According to the Days of the Year website, today is Ask a Stupid Question Day. In honor of this “holiday,” I’m sharing a blog post bonus about a lady who asked me too many questions. Maybe the questions weren’t stupid, but I was done for the day and didn’t want to answer them. I answered the questions anyway. Sigh.
Halfway through my last season working on the mountain, I thought of a way to get out of guarding the Mercantile overnight twice a week.
After The Man left the mountain, The Big Boss Man was finally able to find another person to work in the main parking lot. The new parking lot attendant, Cindy, lived in her car with her cat. I loaned Cindy my extra tent, and she posted up in a primitive camping area half a mile from the parking lot.
Early in July, one of the other clerks hired to work in the Mercantile left with her husband who’d been the unhappy camp host at one of the larger campgrounds on the mountain. Once the other clerk left, I had to be at the Mercantile at 8:30on Monday and Tuesday mornings to get the place opened by 9am. Losing an hour of freedom on those mornings made security duty on Sunday and Monday nights an even bigger pain in my neck.

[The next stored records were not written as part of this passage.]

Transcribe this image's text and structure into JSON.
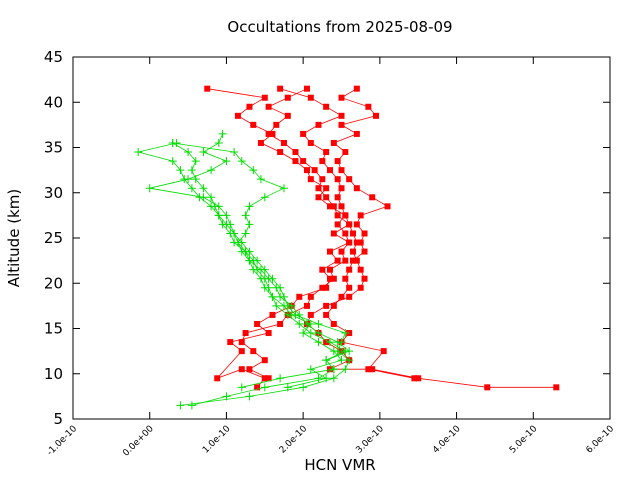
{
  "chart_data": {
    "type": "scatter",
    "title": "Occultations from 2025-08-09",
    "xlabel": "HCN VMR",
    "ylabel": "Altitude (km)",
    "xlim": [
      -1e-10,
      6e-10
    ],
    "ylim": [
      5,
      45
    ],
    "x_ticks": [
      "-1.0e-10",
      "0.0e+00",
      "1.0e-10",
      "2.0e-10",
      "3.0e-10",
      "4.0e-10",
      "5.0e-10",
      "6.0e-10"
    ],
    "y_ticks": [
      "5",
      "10",
      "15",
      "20",
      "25",
      "30",
      "35",
      "40",
      "45"
    ],
    "grid": false,
    "series": [
      {
        "color": "#ff0000",
        "marker": "square",
        "profiles": [
          [
            [
              5.3e-10,
              8.5
            ],
            [
              4.4e-10,
              8.5
            ],
            [
              3.5e-10,
              9.5
            ],
            [
              2.9e-10,
              10.5
            ],
            [
              2.35e-10,
              10.5
            ],
            [
              2.6e-10,
              11.5
            ],
            [
              2.5e-10,
              12.5
            ],
            [
              2.3e-10,
              13.5
            ],
            [
              2.2e-10,
              14.5
            ],
            [
              2.05e-10,
              15.5
            ],
            [
              2.1e-10,
              16.5
            ],
            [
              2.3e-10,
              17.5
            ],
            [
              2.6e-10,
              18.5
            ],
            [
              2.75e-10,
              19.5
            ],
            [
              2.8e-10,
              20.5
            ],
            [
              2.75e-10,
              21.5
            ],
            [
              2.7e-10,
              22.5
            ],
            [
              2.65e-10,
              23.5
            ],
            [
              2.7e-10,
              24.5
            ],
            [
              2.65e-10,
              25.5
            ],
            [
              2.6e-10,
              26.5
            ],
            [
              2.55e-10,
              27.5
            ],
            [
              2.5e-10,
              28.5
            ],
            [
              2.45e-10,
              29.5
            ],
            [
              2.5e-10,
              30.5
            ],
            [
              2.45e-10,
              31.5
            ],
            [
              2.35e-10,
              32.5
            ],
            [
              2.25e-10,
              33.5
            ],
            [
              2.3e-10,
              34.5
            ],
            [
              2.1e-10,
              35.5
            ],
            [
              2e-10,
              36.5
            ],
            [
              2.2e-10,
              37.5
            ],
            [
              2.5e-10,
              38.5
            ],
            [
              2.3e-10,
              39.5
            ],
            [
              2.1e-10,
              40.5
            ],
            [
              1.7e-10,
              41.5
            ]
          ],
          [
            [
              3.45e-10,
              9.5
            ],
            [
              2.85e-10,
              10.5
            ],
            [
              3.05e-10,
              12.5
            ],
            [
              2.5e-10,
              13.5
            ],
            [
              2.6e-10,
              14.5
            ],
            [
              2.4e-10,
              15.5
            ],
            [
              2.3e-10,
              16.5
            ],
            [
              2.4e-10,
              17.5
            ],
            [
              2.5e-10,
              18.5
            ],
            [
              2.6e-10,
              19.5
            ],
            [
              2.55e-10,
              20.5
            ],
            [
              2.6e-10,
              21.5
            ],
            [
              2.65e-10,
              22.5
            ],
            [
              2.8e-10,
              23.5
            ],
            [
              2.75e-10,
              24.5
            ],
            [
              2.8e-10,
              25.5
            ],
            [
              2.7e-10,
              26.5
            ],
            [
              2.75e-10,
              27.5
            ],
            [
              3.1e-10,
              28.5
            ],
            [
              2.9e-10,
              29.5
            ],
            [
              2.7e-10,
              30.5
            ],
            [
              2.6e-10,
              31.5
            ],
            [
              2.5e-10,
              32.5
            ],
            [
              2.45e-10,
              33.5
            ],
            [
              2.55e-10,
              34.5
            ],
            [
              2.4e-10,
              35.5
            ],
            [
              2.7e-10,
              36.5
            ],
            [
              2.5e-10,
              37.5
            ],
            [
              2.95e-10,
              38.5
            ],
            [
              2.85e-10,
              39.5
            ],
            [
              2.5e-10,
              40.5
            ],
            [
              2.7e-10,
              41.5
            ]
          ],
          [
            [
              1.4e-10,
              8.5
            ],
            [
              1.5e-10,
              9.5
            ],
            [
              1.2e-10,
              10.5
            ],
            [
              8.8e-11,
              9.5
            ],
            [
              1.2e-10,
              12.5
            ],
            [
              1.05e-10,
              13.5
            ],
            [
              1.55e-10,
              14.5
            ],
            [
              1.4e-10,
              15.5
            ],
            [
              1.6e-10,
              16.5
            ],
            [
              1.85e-10,
              17.5
            ],
            [
              1.95e-10,
              18.5
            ],
            [
              2.3e-10,
              19.5
            ],
            [
              2.35e-10,
              20.5
            ],
            [
              2.25e-10,
              21.5
            ],
            [
              2.45e-10,
              22.5
            ],
            [
              2.35e-10,
              23.5
            ],
            [
              2.6e-10,
              24.5
            ],
            [
              2.55e-10,
              25.5
            ],
            [
              2.45e-10,
              26.5
            ],
            [
              2.55e-10,
              27.5
            ],
            [
              2.35e-10,
              28.5
            ],
            [
              2.2e-10,
              29.5
            ],
            [
              2.3e-10,
              30.5
            ],
            [
              2.1e-10,
              31.5
            ],
            [
              2.05e-10,
              32.5
            ],
            [
              1.9e-10,
              33.5
            ],
            [
              1.7e-10,
              34.5
            ],
            [
              1.45e-10,
              35.5
            ],
            [
              1.6e-10,
              36.5
            ],
            [
              1.35e-10,
              37.5
            ],
            [
              1.15e-10,
              38.5
            ],
            [
              1.3e-10,
              39.5
            ],
            [
              1.5e-10,
              40.5
            ],
            [
              7.5e-11,
              41.5
            ]
          ],
          [
            [
              1.55e-10,
              9.5
            ],
            [
              1.3e-10,
              10.5
            ],
            [
              1.5e-10,
              11.5
            ],
            [
              1.35e-10,
              12.5
            ],
            [
              1.2e-10,
              13.5
            ],
            [
              1.25e-10,
              14.5
            ],
            [
              1.7e-10,
              15.5
            ],
            [
              1.8e-10,
              16.5
            ],
            [
              2.05e-10,
              17.5
            ],
            [
              2.1e-10,
              18.5
            ],
            [
              2.25e-10,
              19.5
            ],
            [
              2.4e-10,
              20.5
            ],
            [
              2.35e-10,
              21.5
            ],
            [
              2.55e-10,
              22.5
            ],
            [
              2.5e-10,
              23.5
            ],
            [
              2.6e-10,
              24.5
            ],
            [
              2.4e-10,
              25.5
            ],
            [
              2.6e-10,
              26.5
            ],
            [
              2.45e-10,
              27.5
            ],
            [
              2.4e-10,
              28.5
            ],
            [
              2.3e-10,
              29.5
            ],
            [
              2.2e-10,
              30.5
            ],
            [
              2.25e-10,
              31.5
            ],
            [
              2.15e-10,
              32.5
            ],
            [
              2e-10,
              33.5
            ],
            [
              1.9e-10,
              34.5
            ],
            [
              1.75e-10,
              35.5
            ],
            [
              1.55e-10,
              36.5
            ],
            [
              1.65e-10,
              37.5
            ],
            [
              1.8e-10,
              38.5
            ],
            [
              1.55e-10,
              39.5
            ],
            [
              1.8e-10,
              40.5
            ],
            [
              2.05e-10,
              41.5
            ]
          ]
        ]
      },
      {
        "color": "#00dd00",
        "marker": "plus",
        "profiles": [
          [
            [
              4e-11,
              6.5
            ],
            [
              1.3e-10,
              7.5
            ],
            [
              2e-10,
              8.5
            ],
            [
              2.4e-10,
              9.5
            ],
            [
              2.55e-10,
              10.5
            ],
            [
              2.6e-10,
              11.5
            ],
            [
              2.45e-10,
              12.5
            ],
            [
              2.5e-10,
              13.5
            ],
            [
              2.55e-10,
              14.5
            ],
            [
              2.2e-10,
              15.5
            ],
            [
              1.9e-10,
              16.5
            ],
            [
              1.8e-10,
              17.5
            ],
            [
              1.75e-10,
              18.5
            ],
            [
              1.7e-10,
              19.5
            ],
            [
              1.6e-10,
              20.5
            ],
            [
              1.5e-10,
              21.5
            ],
            [
              1.4e-10,
              22.5
            ],
            [
              1.3e-10,
              23.5
            ],
            [
              1.2e-10,
              24.5
            ],
            [
              1.1e-10,
              25.5
            ],
            [
              1e-10,
              26.5
            ],
            [
              9e-11,
              27.5
            ],
            [
              8.5e-11,
              28.5
            ],
            [
              8e-11,
              29.5
            ],
            [
              7e-11,
              30.5
            ],
            [
              6e-11,
              31.5
            ],
            [
              5.5e-11,
              32.5
            ],
            [
              6e-11,
              33.5
            ],
            [
              5e-11,
              34.5
            ],
            [
              3e-11,
              35.5
            ]
          ],
          [
            [
              5.5e-11,
              6.5
            ],
            [
              1e-10,
              7.5
            ],
            [
              1.5e-10,
              8.5
            ],
            [
              2.2e-10,
              9.5
            ],
            [
              2.4e-10,
              10.5
            ],
            [
              2.3e-10,
              11.5
            ],
            [
              2.6e-10,
              12.5
            ],
            [
              2.45e-10,
              13.5
            ],
            [
              2.2e-10,
              14.5
            ],
            [
              2.05e-10,
              15.5
            ],
            [
              1.95e-10,
              16.5
            ],
            [
              1.85e-10,
              17.5
            ],
            [
              1.7e-10,
              18.5
            ],
            [
              1.65e-10,
              19.5
            ],
            [
              1.55e-10,
              20.5
            ],
            [
              1.45e-10,
              21.5
            ],
            [
              1.3e-10,
              22.5
            ],
            [
              1.25e-10,
              23.5
            ],
            [
              1.1e-10,
              24.5
            ],
            [
              1.05e-10,
              25.5
            ],
            [
              9.5e-11,
              26.5
            ],
            [
              9e-11,
              27.5
            ],
            [
              8e-11,
              28.5
            ],
            [
              6.5e-11,
              29.5
            ],
            [
              5.5e-11,
              30.5
            ],
            [
              4.5e-11,
              31.5
            ],
            [
              4e-11,
              32.5
            ],
            [
              3e-11,
              33.5
            ],
            [
              -1.5e-11,
              34.5
            ],
            [
              3.5e-11,
              35.5
            ]
          ],
          [
            [
              1.8e-10,
              8.5
            ],
            [
              2.3e-10,
              9.5
            ],
            [
              2.1e-10,
              10.5
            ],
            [
              2.5e-10,
              11.5
            ],
            [
              2.4e-10,
              12.5
            ],
            [
              2.2e-10,
              13.5
            ],
            [
              2e-10,
              14.5
            ],
            [
              2.1e-10,
              15.5
            ],
            [
              1.85e-10,
              16.5
            ],
            [
              1.75e-10,
              17.5
            ],
            [
              1.6e-10,
              18.5
            ],
            [
              1.55e-10,
              19.5
            ],
            [
              1.5e-10,
              20.5
            ],
            [
              1.4e-10,
              21.5
            ],
            [
              1.35e-10,
              22.5
            ],
            [
              1.25e-10,
              23.5
            ],
            [
              1.15e-10,
              24.5
            ],
            [
              1.1e-10,
              25.5
            ],
            [
              1.05e-10,
              26.5
            ],
            [
              1e-10,
              27.5
            ],
            [
              9e-11,
              28.5
            ],
            [
              7e-11,
              29.5
            ],
            [
              0.0,
              30.5
            ],
            [
              5e-11,
              31.5
            ],
            [
              8e-11,
              32.5
            ],
            [
              1e-10,
              33.5
            ],
            [
              7e-11,
              34.5
            ],
            [
              9e-11,
              35.5
            ],
            [
              9.5e-11,
              36.5
            ]
          ],
          [
            [
              1.2e-10,
              8.5
            ],
            [
              1.7e-10,
              9.5
            ],
            [
              2.4e-10,
              10.5
            ],
            [
              2.3e-10,
              11.5
            ],
            [
              2.55e-10,
              12.5
            ],
            [
              2.35e-10,
              13.5
            ],
            [
              2.1e-10,
              14.5
            ],
            [
              1.95e-10,
              15.5
            ],
            [
              1.8e-10,
              16.5
            ],
            [
              1.65e-10,
              17.5
            ],
            [
              1.6e-10,
              18.5
            ],
            [
              1.5e-10,
              19.5
            ],
            [
              1.45e-10,
              20.5
            ],
            [
              1.35e-10,
              21.5
            ],
            [
              1.3e-10,
              22.5
            ],
            [
              1.2e-10,
              23.5
            ],
            [
              1.15e-10,
              24.5
            ],
            [
              1.25e-10,
              25.5
            ],
            [
              1.3e-10,
              26.5
            ],
            [
              1.25e-10,
              27.5
            ],
            [
              1.3e-10,
              28.5
            ],
            [
              1.5e-10,
              29.5
            ],
            [
              1.75e-10,
              30.5
            ],
            [
              1.45e-10,
              31.5
            ],
            [
              1.35e-10,
              32.5
            ],
            [
              1.2e-10,
              33.5
            ],
            [
              1.1e-10,
              34.5
            ],
            [
              3e-11,
              35.5
            ]
          ]
        ]
      }
    ]
  }
}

Because I’m a nice person and a team player (or maybe because I’m a sucker), I didn’t just tell my boss I was done working as a security guard and let him figure out how to make sure the Mercantile was secure when the camp hosts were on their days off. Because I’m a nice person and a team player (or maybe because I’m a sucker), I thought about how to solve the problem my retirement from the (nonexistent) security force would cause. I thought about who might be willing to fill my security shoes, and I thought of Cindy. She was living between a tent and a car. Maybe she would like to spend a couple of nights a week in the (usually unrented) yurt next to the Mercantile.
When I presented my idea to The Big Boss Man, he was agreeable. I think he was glad I’d solved the problem for him. Cindy was agreeable too. Now she could stretch out and sleep in a real bed at least a couple of nights a week.
One Sunday afternoon after Cindy took over my security duties, I closed the Mercantile at five o’clock and went through my end-of-day procedures. I took care of everything step-by-step until the last thing I had to do was hand off the telephone to Cindy so she’d be able to make any emergency calls necessary during the night.
I walked over to the yurt where Cindy was staying and gave her the phone.
We chatted for a few minutes, then I said, I better get out of here before someone starts asking me questions.
I looked over at the parking area and saw only one vehicle other than my van, a car parked right next to me. It looked as if I could quite possibly make it out of there undisturbed.
As I walked up to my van, I saw the woman who belonged to the car next to my rig was also approaching her vehicle. Before I could even get to my door to unlock it, I’ll be damned if the woman didn’t say, What do you sell in the store?
I was polite. T-shirts, caps, magnets. Souvenirs. Camping supplies.
Do you sell food? she asked me.
What’s it matter? I thought. The store is closed.
However, I answered nicely enough. Chips. Candy. Granola bars.
By this time, my door was unlocked, and I got into my van and closed the door behind me. The woman walked around the front of her car and stood near my door.
Excuse me, she said, so I opened the door. (Unfortunately, the window does not roll down.)
The hot springs? she asked, so I told her everything I knew about the hot springs. The answer I gave her was quite comprehensive. While I talked, I buckled my seat belt. Surely the woman knew I wanted to leave.
When I ended my informational seminar on the hot springs, I hoped the woman had gotten all the attention she needed from me and would let me leave, but no. Now she wanted to know the best way to get to Mega-Babylon. Really? I was off the clock, but I’m a nice person (or maybe a sucker), so I took a deep breath and gave detailed directions to Mega-Babylon. Then I closed my door and started my engine and drove away before she could ask me what the weather was supposed to be like, how tall a particular tree was, or the price of the tea in China. I don’t know why she even asked what we sold in the Mercantile if she was on her way to Mega-Babylon! She’d be far away before the store opened at 9am the next morning.
The next time I saw Cindy, I reminded her how I’d said I better leave before anyone asked me any questions, then told her all about the woman parked next to me and her barrage of questions. Cindy and I agreed I’d pretty much asked the Universe to send that woman and her inquiries my way.